Even a quarter of a century ago, excluding high emissions from the MNES list was seen as an oversight. Then Liberal environment minister Robert Hill introduced a greenhouse trigger in 2000 that would allow the minister to veto a project that would release more than half a million tonnes of carbon dioxide equivalent in a year. It was defeated following an outcry from the fossil fuel industry.

Five years later in 2005, Anthony Albanese took up the mantle as the opposition’s environment spokesperson, declaring a “glaring gap in matters of national environmental significance is climate change” in a rousing speech to Parliament following his private member bill.

Albanese’s climate trigger proposal failed as well.

But that doesn’t mean Plibersek’s hands are tied when it comes to the country’s filthiest projects, Ogge added.

“The minister could interpret the law as it is to refuse fossil fuel projects on climate grounds,” he said.

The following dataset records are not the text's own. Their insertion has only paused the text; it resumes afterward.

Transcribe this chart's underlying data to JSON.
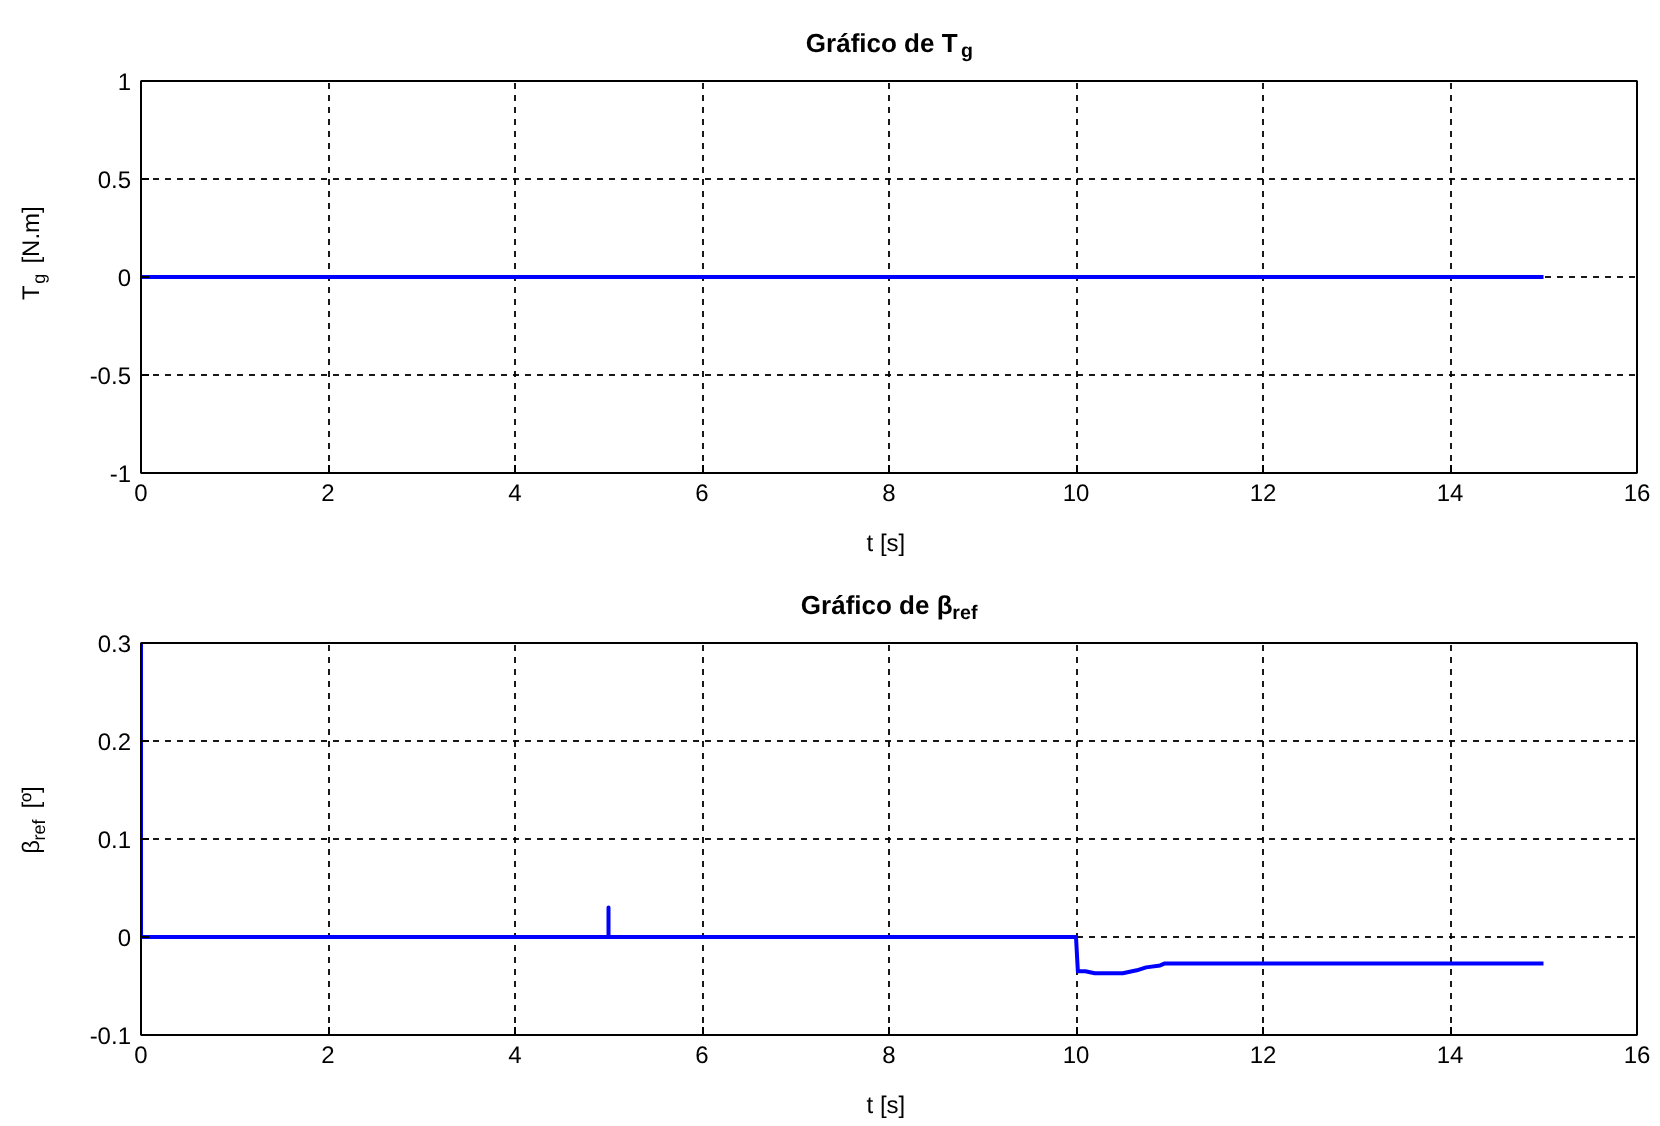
{
  "chart_data": [
    {
      "type": "line",
      "title": "Gráfico de T$_{g}$",
      "xlabel": "t [s]",
      "ylabel": "T$_{g}$ [N.m]",
      "xlim": [
        0,
        16
      ],
      "ylim": [
        -1,
        1
      ],
      "xticks": [
        0,
        2,
        4,
        6,
        8,
        10,
        12,
        14,
        16
      ],
      "yticks": [
        -1,
        -0.5,
        0,
        0.5,
        1
      ],
      "grid": true,
      "series": [
        {
          "color": "#0000ff",
          "x": [
            0,
            15
          ],
          "values": [
            0,
            0
          ]
        }
      ]
    },
    {
      "type": "line",
      "title": "Gráfico de β$_{ref}$",
      "xlabel": "t [s]",
      "ylabel": "β$_{ref}$ [º]",
      "xlim": [
        0,
        16
      ],
      "ylim": [
        -0.1,
        0.3
      ],
      "xticks": [
        0,
        2,
        4,
        6,
        8,
        10,
        12,
        14,
        16
      ],
      "yticks": [
        -0.1,
        0,
        0.1,
        0.2,
        0.3
      ],
      "grid": true,
      "series": [
        {
          "color": "#0000ff",
          "x": [
            0,
            0,
            5,
            5,
            5,
            10,
            10.02,
            10.1,
            10.2,
            10.5,
            10.65,
            10.75,
            10.9,
            10.95,
            15
          ],
          "values": [
            0.3,
            0,
            0,
            0.03,
            0,
            0,
            -0.035,
            -0.035,
            -0.037,
            -0.037,
            -0.034,
            -0.031,
            -0.029,
            -0.027,
            -0.027
          ]
        }
      ]
    }
  ]
}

“It is open to the minister to decide large fossil fuel projects endanger MNES — for example, the Great Barrier Reef — by making climate change worse.

“She is choosing not to.”

Renewable energy goal still in sight

The decision to block the Port of Hastings terminal in Victoria hardly places Labor’s goal of 82% renewable energy by 2030 in “jeopardy”, as reporting in The Australian claimed.

Ogge noted offshore wind is forecast to make up just nine gigawatts (GW) of over 200 GW of wind and solar energy planned for the country’s grid by 2040.

It does not spell the end of the terminal either, as the Victorian government can appeal Plibersek’s decision or submit a different proposal for the project.

Victorian ­Energy Minister Lily D’Ambrosio said her department would be determining its next move after reviewing Plibersek’s feedback.

In September, D’Ambrosio said the now-vetoed site was chosen for its proximity to Gippsland wind farms and port precincts, as well as its deepwater channels and large swaths of zoned land.